Step 1 :We are given that the standard deviation of the rate of return is 2.59%, the sample size is 27, and we are testing against a null hypothesis that the standard deviation is 3%. We are also given that the data is normally distributed.
Step 2 :We can use the chi-square test for a single variance to test this hypothesis. The test statistic is given by \((n-1)s^2 / σ^2\), where n is the sample size, s is the sample standard deviation, and σ is the hypothesized population standard deviation.
Step 3 :We can calculate the test statistic using this formula: \(n = 27\), \(s = 0.0259\), \(sigma = 0.03\), \(test\_statistic = 19.378955555555557\)

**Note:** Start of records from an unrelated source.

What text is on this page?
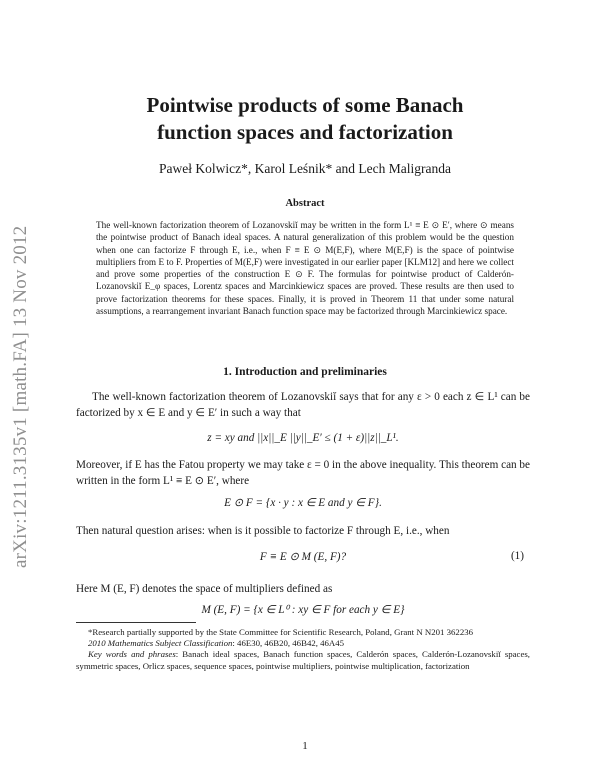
arXiv:1211.3135v1 [math.FA] 13 Nov 2012
Pointwise products of some Banach
function spaces and factorization
Paweł Kolwicz*, Karol Leśnik* and Lech Maligranda
Abstract

The well-known factorization theorem of Lozanovskiĭ may be written in the form L¹ ≡ E ⊙ E′, where ⊙ means the pointwise product of Banach ideal spaces. A natural generalization of this problem would be the question when one can factorize F through E, i.e., when F ≡ E ⊙ M(E,F), where M(E,F) is the space of pointwise multipliers from E to F. Properties of M(E,F) were investigated in our earlier paper [KLM12] and here we collect and prove some properties of the construction E ⊙ F. The formulas for pointwise product of Calderón-Lozanovskiĭ E_φ spaces, Lorentz spaces and Marcinkiewicz spaces are proved. These results are then used to prove factorization theorems for these spaces. Finally, it is proved in Theorem 11 that under some natural assumptions, a rearrangement invariant Banach function space may be factorized through Marcinkiewicz space.

1. Introduction and preliminaries

The well-known factorization theorem of Lozanovskiĭ says that for any ε > 0 each z ∈ L¹ can be factorized by x ∈ E and y ∈ E′ in such a way that

z = xy and ||x||_E ||y||_E′ ≤ (1 + ε)||z||_L¹.

Moreover, if E has the Fatou property we may take ε = 0 in the above inequality. This theorem can be written in the form L¹ ≡ E ⊙ E′, where

E ⊙ F = {x · y : x ∈ E and y ∈ F}.

Then natural question arises: when is it possible to factorize F through E, i.e., when

F ≡ E ⊙ M (E, F)?	(1)

Here M (E, F) denotes the space of multipliers defined as

M (E, F) = {x ∈ L⁰ : xy ∈ F for each y ∈ E}

*Research partially supported by the State Committee for Scientific Research, Poland, Grant N N201 362236

2010 Mathematics Subject Classification: 46E30, 46B20, 46B42, 46A45

Key words and phrases: Banach ideal spaces, Banach function spaces, Calderón spaces, Calderón-Lozanovskiĭ spaces, symmetric spaces, Orlicz spaces, sequence spaces, pointwise multipliers, pointwise multiplication, factorization

1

Step 4 :Then, we can calculate the P-value using the chi-square distribution with n-1 degrees of freedom. The P-value is the probability of observing a test statistic as extreme as the one we calculated, assuming the null hypothesis is true. If the P-value is less than the significance level (0.05), we reject the null hypothesis.
Step 5 :The P-value is calculated as \(p\_value = 0.8200376574369816\)
Step 6 :The test statistic is approximately 19.38 and the P-value is approximately 0.820. Since the P-value is greater than the significance level of 0.05, we do not reject the null hypothesis. This means that there is not sufficient evidence to conclude that the fund has moderate risk.
Step 7 :Final Answer: The test statistic is approximately \(\boxed{19.38}\) and the P-value is approximately \(\boxed{0.820}\).